The Influence of Partial Knee Replacement Designs on Tensile Strain at Implant-Bone Interface

1Biomechanics Laboratory, School of Physical Education, Sport, and Exercise Science, Ball State University, Muncie, IN 47306, USA
2Henry County Center for Orthopedics Surgery & Sports Medicine, New Castle, IN 47362, USA

Received 17 January 2012; Revised 8 March 2012; Accepted 15 March 2012

Academic Editor: Sne┼żana Todorovic-Tomasevic

Copyright © 2012 He Wang and Lindsey Rolston. This is an open access article distributed under the Creative Commons Attribution License, which permits unrestricted use, distribution, and reproduction in any medium, provided the original work is properly cited.


Partial knee replacement (PKR) results in fast recovery and good knee mechanics and is ideal to treat medial knee osteoarthritis. Cementless PKR depends on bone growing into the implant surface for long-term fixation. Implant loosening may occur due to high tensile strain resulted from large mechanical loads during rehab exercises. The purpose of this study is to investigate whether external fixations such as superior screw and frontal flange could reduce the tensile strain at the implant-bone interface. Three medial PKRs were designed.
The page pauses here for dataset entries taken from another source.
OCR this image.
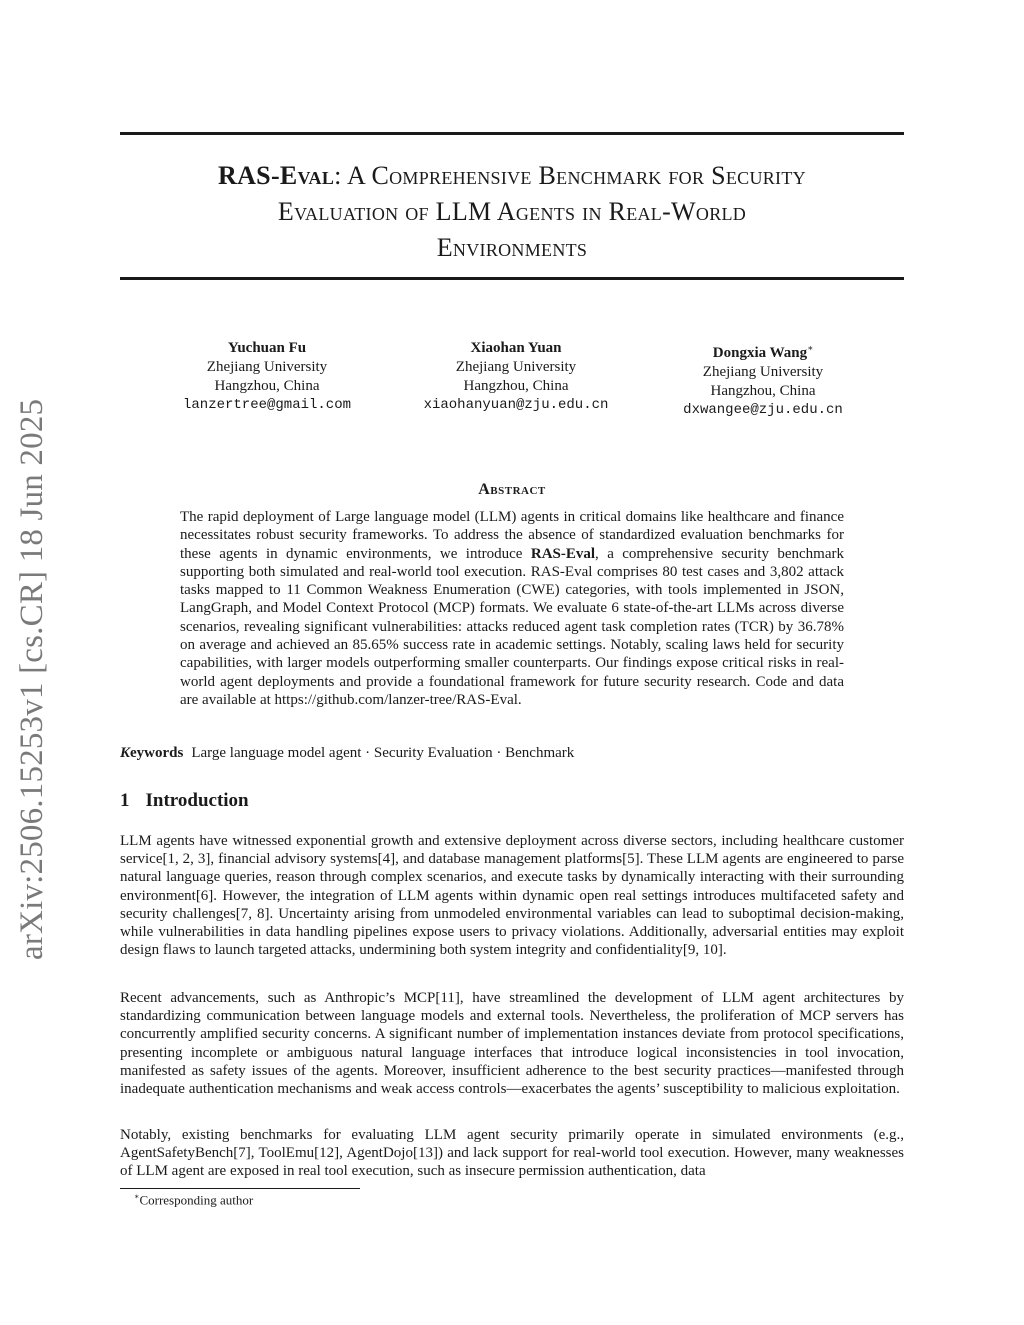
arXiv:2506.15253v1 [cs.CR] 18 Jun 2025
RAS-Eval: A Comprehensive Benchmark for Security
Evaluation of LLM Agents in Real-World
Environments
Yuchuan Fu
Zhejiang University
Hangzhou, China
lanzertree@gmail.com
Xiaohan Yuan
Zhejiang University
Hangzhou, China
xiaohanyuan@zju.edu.cn
Dongxia Wang∗
Zhejiang University
Hangzhou, China
dxwangee@zju.edu.cn
Abstract
The rapid deployment of Large language model (LLM) agents in critical domains like healthcare and finance necessitates robust security frameworks. To address the absence of standardized evaluation benchmarks for these agents in dynamic environments, we introduce RAS-Eval, a comprehensive security benchmark supporting both simulated and real-world tool execution. RAS-Eval comprises 80 test cases and 3,802 attack tasks mapped to 11 Common Weakness Enumeration (CWE) categories, with tools implemented in JSON, LangGraph, and Model Context Protocol (MCP) formats. We evaluate 6 state-of-the-art LLMs across diverse scenarios, revealing significant vulnerabilities: attacks reduced agent task completion rates (TCR) by 36.78% on average and achieved an 85.65% success rate in academic settings. Notably, scaling laws held for security capabilities, with larger models outperforming smaller counterparts. Our findings expose critical risks in real-world agent deployments and provide a foundational framework for future security research. Code and data are available at https://github.com/lanzer-tree/RAS-Eval.
Keywords Large language model agent · Security Evaluation · Benchmark
1 Introduction
LLM agents have witnessed exponential growth and extensive deployment across diverse sectors, including healthcare customer service[1, 2, 3], financial advisory systems[4], and database management platforms[5]. These LLM agents are engineered to parse natural language queries, reason through complex scenarios, and execute tasks by dynamically interacting with their surrounding environment[6]. However, the integration of LLM agents within dynamic open real settings introduces multifaceted safety and security challenges[7, 8]. Uncertainty arising from unmodeled environmental variables can lead to suboptimal decision-making, while vulnerabilities in data handling pipelines expose users to privacy violations. Additionally, adversarial entities may exploit design flaws to launch targeted attacks, undermining both system integrity and confidentiality[9, 10].
Recent advancements, such as Anthropic’s MCP[11], have streamlined the development of LLM agent architectures by standardizing communication between language models and external tools. Nevertheless, the proliferation of MCP servers has concurrently amplified security concerns. A significant number of implementation instances deviate from protocol specifications, presenting incomplete or ambiguous natural language interfaces that introduce logical inconsistencies in tool invocation, manifested as safety issues of the agents. Moreover, insufficient adherence to the best security practices—manifested through inadequate authentication mechanisms and weak access controls—exacerbates the agents’ susceptibility to malicious exploitation.
Notably, existing benchmarks for evaluating LLM agent security primarily operate in simulated environments (e.g., AgentSafetyBench[7], ToolEmu[12], AgentDojo[13]) and lack support for real-world tool execution. However, many weaknesses of LLM agent are exposed in real tool execution, such as insecure permission authentication, data
∗Corresponding author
The first PKR had no external fixations. A superior screw and a frontal flange were then added to the first PKR to form the second and third PKR designs, respectively. Finite element analysis was performed to examine the tensile strain at the implant-bone interface during weight-bearing exercises. The PKR with no external fixations exhibited high tensile strain at the anterior implant-bone interface. Both the screwed and flanged PKRs effectively reduced the tensile strain at the anterior implant-bone interface. Furthermore, the flanged PKR resulted in a more uniform reduction of the tensile strain than the screwed PKR. In conclusion, external fixations are necessary to alleviate tensile strain at the implant-bone interface during knee rehab exercises.